Em grande parte isto aconteceu pois o Cinema de Antonioni vive de um corpo comum que enaltece a sua obra como um todo de constante complementaridade. Mesmo que não se consiga tirar conclusões específicas de alguns dos seus filmes mais complexos, os temas que pretendia analisar são facilmente percetíveis. Contrariamente aos seus contemporâneos italianos, que fizeram carreira na análise das classes mais baixas do pós-guerra, criando a corrente Neorrealista. Optando por explorar a classe média/alta do seu país, Antonioni examinou as angústias e dilemas existenciais que a caracterizaram, procurando um caminho que só pode ser encontrado no seu cinema. Enquanto o Neorrealismo se debruçava sobre a classe operária e procurava um estudo pessoal dos seus problemas mais práticos, Antonioni estudou a verdadeira insatisfação do mundo moderno.

As suas personagens são sempre representantes de uma realidade pós-modernista, secretamente insatisfeitas e visivelmente incompreendidas. Pode mesmo dizer-se que não possuem um rumo, objetivo ou finalidade bem definidos. O realizador encontrou em Monica Vitti a personificação daquilo que queria representar e fez das suas personagens um protótipo daquilo que procurava explorar. Vitti foi figura central em muitos dos seus filmes mais célebres – rapidamente lembramos trilogia da incomunicabilidade: L`Avventura (1960), La Notte (1961), L`Eclisse (1962) – representando sempre uma mulher solitária, perdida e desesperada por encontrar um sentido num mundo onde, apesar de tudo lhe ser acessível, nada lhe parece suficiente.

A segunda vertente que torna o Cinema de Antonioni tão difícil de classificar deve-se ao facto de não ser possível incluí-lo em nenhuma corrente cinematográfica. O mestre de Ferrara fez a sua carreira de maneira verdadeiramente independente, à margem de modas ou grupos, sendo, por isso, única a obra que deixou. Se o seu cinema foi frustrante para alguns, continua a ser fundamental para outros. A dualidade de análise dos seus filmes não vem de agora, basta lembrar que quando L`Avventura, o seu primeiro grande sucesso internacional, estreou em Cannes foi recebido com grande polémica. No final da exibição ao público, grande parte dos espetadores pateou o filme, considerando-o escandaloso e supérfluo. Poucos dias depois viria a ganhar o Grande Prémio do Júri e receber considerações de obra-prima por mestres como Rossellini ou Bergman.
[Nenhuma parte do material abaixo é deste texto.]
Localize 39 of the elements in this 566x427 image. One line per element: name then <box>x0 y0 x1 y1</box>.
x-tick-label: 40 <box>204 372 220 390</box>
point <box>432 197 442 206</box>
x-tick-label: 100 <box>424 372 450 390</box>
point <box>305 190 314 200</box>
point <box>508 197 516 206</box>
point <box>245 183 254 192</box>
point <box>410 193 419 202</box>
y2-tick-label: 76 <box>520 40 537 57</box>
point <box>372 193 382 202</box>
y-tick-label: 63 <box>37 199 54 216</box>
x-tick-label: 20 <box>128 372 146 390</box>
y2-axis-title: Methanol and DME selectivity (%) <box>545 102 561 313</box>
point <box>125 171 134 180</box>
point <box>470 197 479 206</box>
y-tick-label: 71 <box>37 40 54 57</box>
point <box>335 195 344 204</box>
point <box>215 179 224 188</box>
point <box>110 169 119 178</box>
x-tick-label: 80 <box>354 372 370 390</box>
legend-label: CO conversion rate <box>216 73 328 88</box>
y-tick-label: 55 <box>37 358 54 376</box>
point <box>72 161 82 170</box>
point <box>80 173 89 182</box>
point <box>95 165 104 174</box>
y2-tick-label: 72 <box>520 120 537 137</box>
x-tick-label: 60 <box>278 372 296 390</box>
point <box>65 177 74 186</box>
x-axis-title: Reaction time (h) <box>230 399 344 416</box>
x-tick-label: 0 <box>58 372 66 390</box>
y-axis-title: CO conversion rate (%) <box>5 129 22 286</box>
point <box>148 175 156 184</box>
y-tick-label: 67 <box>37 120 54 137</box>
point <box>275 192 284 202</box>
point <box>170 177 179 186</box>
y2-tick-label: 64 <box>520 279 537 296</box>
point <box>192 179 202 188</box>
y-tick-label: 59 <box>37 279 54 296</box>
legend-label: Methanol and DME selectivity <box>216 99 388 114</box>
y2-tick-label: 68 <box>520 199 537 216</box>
Antonioni deixou para trás uma obra vasta, que percorreu toda a segunda metade do século 20 e incluiu mais de 20 longas-metragens. A sua vida foi repleta de eventos memoráveis (para conhecer mais fundo o seu percurso e compreender melhor o seu processo criativo recomendo a leitura de That Bowling Alley in the tiber (1983) escrito pelo próprio), dignos de alguém cuja humanidade se estende para além da sua própria obra. Morreu a 30 de julho de 2007, em Roma, e até o dia da sua morte ficou marcado por uma menção curiosa – exatamente na mesma data, horas antes, noutro país da nossa Europa, morria Ingmar Bergman, outro cineasta do olimpo dos grandes realizadores que já viveram.

Ver os seus filmes atualmente continua a fazer tanto sentido como na altura em que foram lançados. Hoje, 110 anos depois de Antonioni ter nascido, os problemas que retratou no seu Cinema permanecem intemporais, fruto de uma sociedade que, apesar da sua constante mudança, continua a viver uma clara crise de personalidade e incomunicabilidade.